Да, моя несчастная Зенеида! я верю в любовь после смерти: ты убедила меня в этой священной для моего сердца истине. Я бы сошел с ума, если б потерял эту веру.

Явись, мой друг, моим взорам! Если ты теперь стоишь в этом столбе мрака, если твоя робкая тень прячется в этом черном воздухе, который теперь так страшно скопился в углу комнаты, – выйди оттуда, Зенеида, и присядь здесь – здесь на моих коленях! Зенеида!.. Ты, верно, меня слышишь!.. Зенеида! ты должна быть где-нибудь близ меня!.. Покажись!

Она теперь не хочет предстать передо мною!.. Но я чувствую ее присутствие; она непременно должна быть теперь в этой комнате… Она бросила в юную душу мою свой волшебный образ и поспешно ушла с этого света, для того чтоб я никогда не мог отдать ей обратно бесценного ее подарка!.. Она исчезла, как падающая звезда, нарисовав по всему небу моего воображения длинную огненную черту, которая никогда не исчезнет.

Я люблю воспоминать о подробностях моего с нею знакомства. Всякий вечер я об них воспоминаю, и на следующий день они опять кажутся мне новыми. Где та красивая дача, в девяти верстах от Петербурга, на которой я впервые, сквозь зыблющуюся сетку листьев аллеи, увидел два волшебных голубых глаза, мерцающих блеском утренней росы? Эта дача уже не существует; эта аллея уже. истреблена; но я и теперь вижу те же листья, то же дрожание листьев – мог бы и теперь верно нарисовать положение всякого листочка в той зеленой движущейся путанице, сквозь которую в первый раз блеснули передо мною эти глаза, отрываясь от зеленой книги и медленно направляясь в ту сторону, где я давно уже стоял за кустом акации. Откуда с лишком полчаса смотрел на нее украдкой, подстрекаемый детским любопытством подсмотреть лицо читающей дамы. На этих глазах волновались две крупные слезы: одна из них упала на книгу – в ней заключалась судьба целой моей жизни!..

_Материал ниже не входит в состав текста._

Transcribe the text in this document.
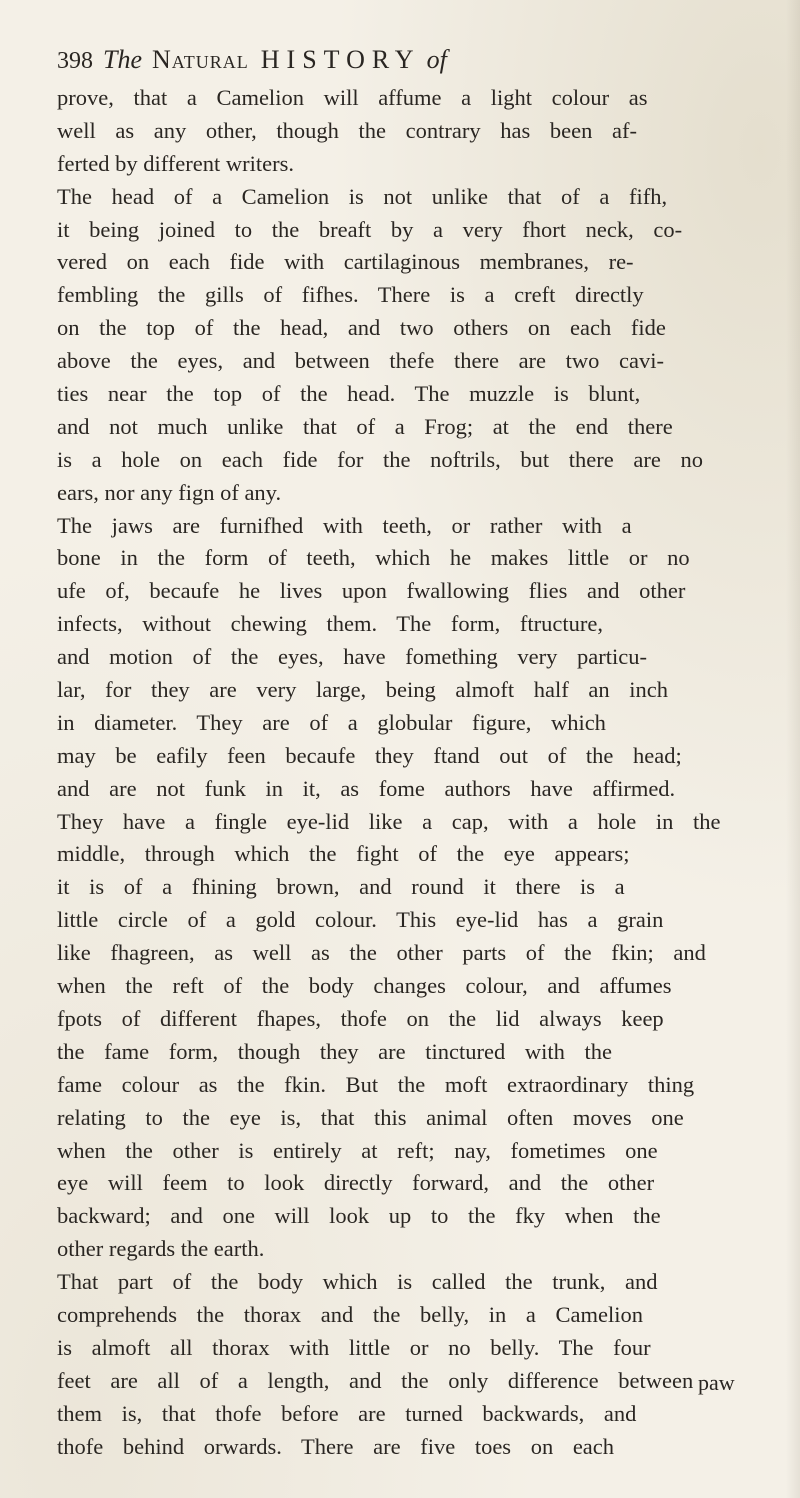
398 The Natural HISTORY of
prove, that a Camelion will affume a light colour as
well as any other, though the contrary has been af-
ferted by different writers.
The head of a Camelion is not unlike that of a fifh,
it being joined to the breaft by a very fhort neck, co-
vered on each fide with cartilaginous membranes, re-
fembling the gills of fifhes. There is a creft directly
on the top of the head, and two others on each fide
above the eyes, and between thefe there are two cavi-
ties near the top of the head. The muzzle is blunt,
and not much unlike that of a Frog; at the end there
is a hole on each fide for the noftrils, but there are no
ears, nor any fign of any.
The jaws are furnifhed with teeth, or rather with a
bone in the form of teeth, which he makes little or no
ufe of, becaufe he lives upon fwallowing flies and other
infects, without chewing them. The form, ftructure,
and motion of the eyes, have fomething very particu-
lar, for they are very large, being almoft half an inch
in diameter. They are of a globular figure, which
may be eafily feen becaufe they ftand out of the head;
and are not funk in it, as fome authors have affirmed.
They have a fingle eye-lid like a cap, with a hole in the
middle, through which the fight of the eye appears;
it is of a fhining brown, and round it there is a
little circle of a gold colour. This eye-lid has a grain
like fhagreen, as well as the other parts of the fkin; and
when the reft of the body changes colour, and affumes
fpots of different fhapes, thofe on the lid always keep
the fame form, though they are tinctured with the
fame colour as the fkin. But the moft extraordinary thing
relating to the eye is, that this animal often moves one
when the other is entirely at reft; nay, fometimes one
eye will feem to look directly forward, and the other
backward; and one will look up to the fky when the
other regards the earth.
That part of the body which is called the trunk, and
comprehends the thorax and the belly, in a Camelion
is almoft all thorax with little or no belly. The four
feet are all of a length, and the only difference between
them is, that thofe before are turned backwards, and
thofe behind orwards. There are five toes on each
paw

То была слеза огорчения, а не удовольствия: я прочитал это в лице Зенеиды, которое было молодо и очаровательно. О, если б мог я тогда испить эту слезу!..

Мы были соседи по даче. Я успел познакомиться с нею. Зенеида была замужняя: это ужасное для меня обстоятельство узнал я только при первом с нею разговоре. Мои надежды – мои милые, сладкие, блистательные надежды – были разражены этим известием, как громом. Я побледнел, и она это приметила. Впоследствии она часто напоминала мне об этом – и потом, обернувшись, вздыхала. Я не смел даже спросить, о чем она вздыхает: ее глаза, волшебные голубые глаза, для которых я бросился бы в огонь и в воду, положительно запрещали мне быть любопытным.